There are two issues you need to consider when cleaning your electronics. One is chemical reaction and the resulting damage to knobs, buttons, housings, and lenses. The other is abrasion damage or scratching on lenses. According to Rob Bright of Navico, the parent company of Simrad and Lowrance, never use paper towels. Opt instead for any soft or microfiber cleaning cloth. Larry Till of Furuno specifically suggests using 3M's microfiber cloths. Also, make sure you rinse your screens lightly with freshwater before wiping; otherwise, dried salt deposits can scratch the fragile LCD screens.
Solvents and chemicals are the worst things you can put on your screens. Furuno applies an anti-reflective coating to its products, and a surprising number of cleaners destroy it. Till says that some marine products are waterproof, but that doesn't mean they're built to withstand high-pressure hosing. Also CRT screens aren't nearly as waterproof as LCDs and extra care must be taken when cleaning these devices. Go with a mild misting with freshwater and, if serious washing is needed, put plastic covers in place beforehand. If freshwater doesn't do the trick, start with mild detergents such as boat soaps or hand soaps. Progress carefully to more aggressive products if necessary. "Our service department receives some seriously weathered screens for repair. After regular cleaning with freshwater, we often resort to a product from Chemtronics called Screen Prep," says Till. It's a two-part system that consists of a single-use wet wipe (deionized water and isopropanol), and a single-use dry wipe. Similar LCD cleaning kits can be purchased at most computer or home electronics stores. Navico has gone largely to glass screens, which better resist abrasion, but even they have coatings that can rub off. "No matter what kind of screen you have, you want to treat it much like a camera lens," says Bright. What about keeping screens clean at sea? Savvy captains keep a small spray bottle with freshwater nearby for rinsing.

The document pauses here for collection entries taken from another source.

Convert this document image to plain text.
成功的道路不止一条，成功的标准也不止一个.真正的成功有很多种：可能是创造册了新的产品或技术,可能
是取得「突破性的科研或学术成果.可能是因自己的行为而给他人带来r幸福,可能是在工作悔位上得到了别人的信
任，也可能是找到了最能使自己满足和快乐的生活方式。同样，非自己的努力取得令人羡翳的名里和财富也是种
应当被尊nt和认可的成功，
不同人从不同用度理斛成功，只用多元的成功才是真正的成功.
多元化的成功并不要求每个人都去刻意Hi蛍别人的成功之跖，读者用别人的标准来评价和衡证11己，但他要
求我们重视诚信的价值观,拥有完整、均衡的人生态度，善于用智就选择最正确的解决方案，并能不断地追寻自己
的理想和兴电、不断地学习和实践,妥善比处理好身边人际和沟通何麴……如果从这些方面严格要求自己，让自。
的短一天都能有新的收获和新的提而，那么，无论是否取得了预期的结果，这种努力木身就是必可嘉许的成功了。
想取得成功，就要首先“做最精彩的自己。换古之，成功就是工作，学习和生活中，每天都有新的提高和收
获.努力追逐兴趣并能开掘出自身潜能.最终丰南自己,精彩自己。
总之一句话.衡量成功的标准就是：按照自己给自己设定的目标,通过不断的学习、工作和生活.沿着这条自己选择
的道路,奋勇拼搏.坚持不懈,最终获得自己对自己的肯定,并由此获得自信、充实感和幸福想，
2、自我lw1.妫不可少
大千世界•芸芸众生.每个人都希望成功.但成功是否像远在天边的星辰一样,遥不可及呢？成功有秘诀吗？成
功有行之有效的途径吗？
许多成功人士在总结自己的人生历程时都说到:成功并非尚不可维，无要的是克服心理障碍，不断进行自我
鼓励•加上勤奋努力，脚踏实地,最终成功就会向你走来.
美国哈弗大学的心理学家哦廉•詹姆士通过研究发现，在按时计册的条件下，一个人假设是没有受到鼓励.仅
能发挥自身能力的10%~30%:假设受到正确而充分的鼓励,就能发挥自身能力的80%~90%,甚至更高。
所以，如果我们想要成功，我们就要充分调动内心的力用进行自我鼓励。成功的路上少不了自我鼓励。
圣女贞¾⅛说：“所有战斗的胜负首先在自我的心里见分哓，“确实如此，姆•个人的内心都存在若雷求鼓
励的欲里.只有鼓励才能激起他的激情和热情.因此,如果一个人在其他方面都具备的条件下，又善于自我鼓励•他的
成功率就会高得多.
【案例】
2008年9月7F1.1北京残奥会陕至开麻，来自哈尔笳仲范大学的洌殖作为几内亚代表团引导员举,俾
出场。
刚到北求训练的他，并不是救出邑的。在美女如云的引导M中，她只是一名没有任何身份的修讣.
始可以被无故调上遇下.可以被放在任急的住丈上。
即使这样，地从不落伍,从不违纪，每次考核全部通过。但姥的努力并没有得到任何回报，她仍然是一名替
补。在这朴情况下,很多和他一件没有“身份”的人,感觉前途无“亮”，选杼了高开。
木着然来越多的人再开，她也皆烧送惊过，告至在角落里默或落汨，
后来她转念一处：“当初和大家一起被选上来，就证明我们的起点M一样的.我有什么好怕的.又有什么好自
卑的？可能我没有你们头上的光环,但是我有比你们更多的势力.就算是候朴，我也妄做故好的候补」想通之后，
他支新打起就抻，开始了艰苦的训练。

Bezels often fade and lose color with time. To prevent sun damage and fading both of our experts stressed that covers should be placed on electronics when they're not in use. Can anything restore the color to faded units? Both Till and Bright say no, but I'm not so sure. During my time as first mate on some older charter boats, I'd carefully wax the bezels. Several coats added oils to the parched material and brought back some color. But electronics manufacturers don't accept this solution. What about the back side of the units? Both technicians agree that these electronics don't require any dusting or cleaning of fans or air intakes. Unlike your home computer they are designed to keep dust and harmful particles out. What about protecting the connections? Bright suggests that a small application of silicone grease or Vaseline will help prevent them from seizing or corroding, and Till recommends using the provided rubber boots to cover any unconnected plugs. Regarding cleaning and maintaining your electronics, less is more, and when it comes to maintenance, that's always good to hear.